Following the botched Christmas Day bombing attempt on a Northwest Airlines flight into Detroit, the U.S. Transportation Security Administration announced extra screening measures on Sunday. The new security measures call for inspecting baggage and patting down U.S.-bound passengers from four countries that the U.S. government considers state sponsors of terrorism, and 10 other “countries of interest.” As we’ve mentioned before, Cuba is one of those countries the United States considers a sponsor of terrorism, and it did not fail to make this list. (All of the other 13 countries, by the way, are Muslim-majority nations).
Naturally, this angered Havana, which for years has argued against its State Department designation as a sponsor of terrorism. Cuba’s Communist Party newspaper, Granma, said the US measures were tantamount to “antiterrorist paranoia.” The statement released by the Cuban government called the new measures against passengers flying to and from Cuba a “politically motivated” ploy. “We categorically reject this new hostile action by the United States government,” it said. A note protesting the designation was delivered to Jonathan Farrar, head of the U.S. Interests Section in Havana, and to the State Department in Washington.
The State Department says that Cuba gives safe haven to terrorists, including members of the Basque separatist group ETA, leftist Colombian rebels the National Liberation Army (ELN) and Revolutionary Armed Forces of Colombia (FARC). But Eugene Robinson of the Washington Post is likely closer to the truth when he says:
“Cuba is not a failed state where swaths of territory lie beyond government control; rather, it is one of the most tightly locked-down societies in the world, a place where the idea of private citizens getting their hands on plastic explosives, or terrorist weapons of any kind, is simply laughable.”

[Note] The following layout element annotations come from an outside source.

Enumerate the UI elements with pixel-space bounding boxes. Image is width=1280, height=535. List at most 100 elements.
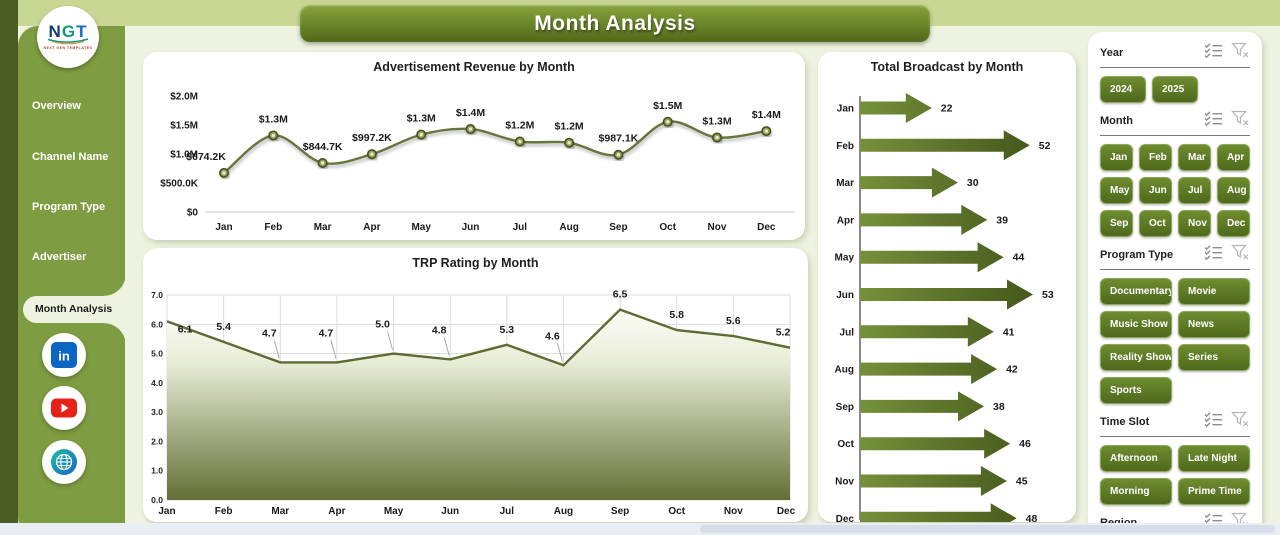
logo-text: NGT xyxy=(48,22,88,41)
filter-button-nov[interactable]: Nov xyxy=(1178,210,1211,237)
filter-button-sep[interactable]: Sep xyxy=(1100,210,1133,237)
filter-button-morning[interactable]: Morning xyxy=(1100,478,1172,505)
filter-button-jul[interactable]: Jul xyxy=(1178,177,1211,204)
svg-text:Dec: Dec xyxy=(836,514,855,522)
svg-text:$1.2M: $1.2M xyxy=(505,120,534,132)
filter-button-news[interactable]: News xyxy=(1178,311,1250,338)
svg-text:Dec: Dec xyxy=(777,506,796,517)
multi-select-icon xyxy=(1204,111,1222,127)
svg-text:Mar: Mar xyxy=(836,178,854,189)
clear-filter-button[interactable] xyxy=(1231,110,1250,132)
sidebar-item-month-analysis[interactable]: Month Analysis xyxy=(23,274,126,345)
filter-button-2024[interactable]: 2024 xyxy=(1100,76,1146,103)
filter-header-month: Month xyxy=(1100,110,1250,136)
filter-header-program-type: Program Type xyxy=(1100,244,1250,270)
svg-text:$1.4M: $1.4M xyxy=(752,109,781,121)
svg-text:5.0: 5.0 xyxy=(151,349,163,359)
filter-section-time-slot: Time Slot Afternoon Late Night Morning Prime… xyxy=(1100,411,1250,505)
filter-button-jun[interactable]: Jun xyxy=(1139,177,1172,204)
filter-button-jan[interactable]: Jan xyxy=(1100,144,1133,171)
svg-text:38: 38 xyxy=(993,401,1005,413)
svg-text:4.7: 4.7 xyxy=(319,327,334,339)
broadcast-arrow-chart: Jan 22 Feb 52 Mar 30 Apr 39 May 44 Jun 53 Jul 41 Aug 42… xyxy=(835,93,1054,522)
filter-title-program-type: Program Type xyxy=(1100,249,1174,261)
svg-text:2.0: 2.0 xyxy=(151,436,163,446)
app-logo: NGT NEXT GEN TEMPLATES xyxy=(37,6,99,68)
svg-text:Aug: Aug xyxy=(835,365,854,376)
sidebar: Overview Channel Name Program Type Advertis… xyxy=(18,26,126,535)
linkedin-button[interactable]: in xyxy=(42,333,86,377)
svg-text:$1.3M: $1.3M xyxy=(259,113,288,125)
filter-button-movie[interactable]: Movie xyxy=(1178,278,1250,305)
filter-button-may[interactable]: May xyxy=(1100,177,1133,204)
svg-text:$0: $0 xyxy=(187,208,199,219)
sidebar-item-advertiser[interactable]: Advertiser xyxy=(32,251,87,263)
filter-button-aug[interactable]: Aug xyxy=(1217,177,1250,204)
globe-icon xyxy=(51,449,77,475)
filter-button-dec[interactable]: Dec xyxy=(1217,210,1250,237)
filter-button-series[interactable]: Series xyxy=(1178,344,1250,371)
filter-button-2025[interactable]: 2025 xyxy=(1152,76,1198,103)
multi-select-button[interactable] xyxy=(1204,43,1223,63)
filter-button-late-night[interactable]: Late Night xyxy=(1178,445,1250,472)
clear-filter-button[interactable] xyxy=(1231,244,1250,266)
filter-panel: Year 2024 2025 Month Jan Feb Mar Apr May Jun Jul Au… xyxy=(1088,32,1262,535)
filter-button-feb[interactable]: Feb xyxy=(1139,144,1172,171)
horizontal-scrollbar-track[interactable] xyxy=(0,523,1280,535)
svg-text:1.0: 1.0 xyxy=(151,466,163,476)
svg-text:52: 52 xyxy=(1039,140,1051,152)
svg-text:53: 53 xyxy=(1042,289,1054,301)
clear-filter-icon xyxy=(1231,411,1249,427)
filter-section-program-type: Program Type Documentary Movie Music Show Ne… xyxy=(1100,244,1250,404)
svg-text:Jan: Jan xyxy=(215,222,232,233)
svg-text:Sep: Sep xyxy=(609,222,627,233)
clear-filter-button[interactable] xyxy=(1231,42,1250,64)
filter-button-oct[interactable]: Oct xyxy=(1139,210,1172,237)
svg-text:3.0: 3.0 xyxy=(151,407,163,417)
sidebar-item-overview[interactable]: Overview xyxy=(32,100,81,112)
filter-button-music-show[interactable]: Music Show xyxy=(1100,311,1172,338)
svg-text:Jan: Jan xyxy=(837,104,854,115)
multi-select-icon xyxy=(1204,43,1222,59)
multi-select-button[interactable] xyxy=(1204,245,1223,265)
horizontal-scrollbar-thumb[interactable] xyxy=(700,525,1275,533)
svg-text:Oct: Oct xyxy=(668,506,685,517)
svg-text:5.2: 5.2 xyxy=(776,327,791,339)
broadcast-chart-title: Total Broadcast by Month xyxy=(870,60,1024,74)
website-button[interactable] xyxy=(42,440,86,484)
filter-button-documentary[interactable]: Documentary xyxy=(1100,278,1172,305)
sidebar-outer-strip xyxy=(0,0,18,535)
clear-filter-button[interactable] xyxy=(1231,411,1250,433)
filter-title-month: Month xyxy=(1100,115,1133,127)
svg-text:$1.5M: $1.5M xyxy=(170,121,198,132)
revenue-chart-card: Advertisement Revenue by Month $0 $500.0K… xyxy=(143,52,805,240)
filter-button-prime-time[interactable]: Prime Time xyxy=(1178,478,1250,505)
sidebar-item-program-type[interactable]: Program Type xyxy=(32,201,106,213)
svg-text:Nov: Nov xyxy=(708,222,727,233)
svg-text:46: 46 xyxy=(1019,438,1031,450)
filter-button-reality-show[interactable]: Reality Show xyxy=(1100,344,1172,371)
filter-button-afternoon[interactable]: Afternoon xyxy=(1100,445,1172,472)
sidebar-item-channel-name[interactable]: Channel Name xyxy=(32,151,109,163)
filter-button-mar[interactable]: Mar xyxy=(1178,144,1211,171)
svg-text:6.5: 6.5 xyxy=(613,289,628,301)
svg-text:May: May xyxy=(835,253,855,264)
svg-text:Sep: Sep xyxy=(836,402,854,413)
multi-select-button[interactable] xyxy=(1204,412,1223,432)
filter-button-apr[interactable]: Apr xyxy=(1217,144,1250,171)
svg-text:$500.0K: $500.0K xyxy=(160,179,199,190)
svg-text:Oct: Oct xyxy=(659,222,676,233)
clear-filter-icon xyxy=(1231,244,1249,260)
svg-text:in: in xyxy=(58,349,70,364)
svg-text:Jun: Jun xyxy=(462,222,480,233)
multi-select-icon xyxy=(1204,412,1222,428)
svg-text:$674.2K: $674.2K xyxy=(186,151,226,163)
svg-text:Feb: Feb xyxy=(836,141,854,152)
svg-text:4.0: 4.0 xyxy=(151,378,163,388)
svg-text:Sep: Sep xyxy=(611,506,629,517)
filter-button-sports[interactable]: Sports xyxy=(1100,377,1172,404)
svg-text:Mar: Mar xyxy=(314,222,332,233)
multi-select-button[interactable] xyxy=(1204,111,1223,131)
youtube-button[interactable] xyxy=(42,386,86,430)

National security of the type Washington seeks is important, but this particular move unfortunately serves to deepen what appears to be a growing rift in relations after a brief acercamiento between the United States and Cuba. Headlines today read, “Obama’s honeymoon [with Cuba] ends.”
There’s still potential, of course, for further changes in the bilateral relationship. But this issue, that of the detained U.S. contractor in Cuba, and the increasingly negative words coming from Havana (from Ricardo Alarcón: “As things appear now, there will be no big change in the relationship in the near future”; from Raúl: accusations of Obama administration “undercover subversion” against Cuba; from Fidel: Obama’s “friendly smile and African-American face” mask his sinister intentions to control Latin America) will not make it any easier.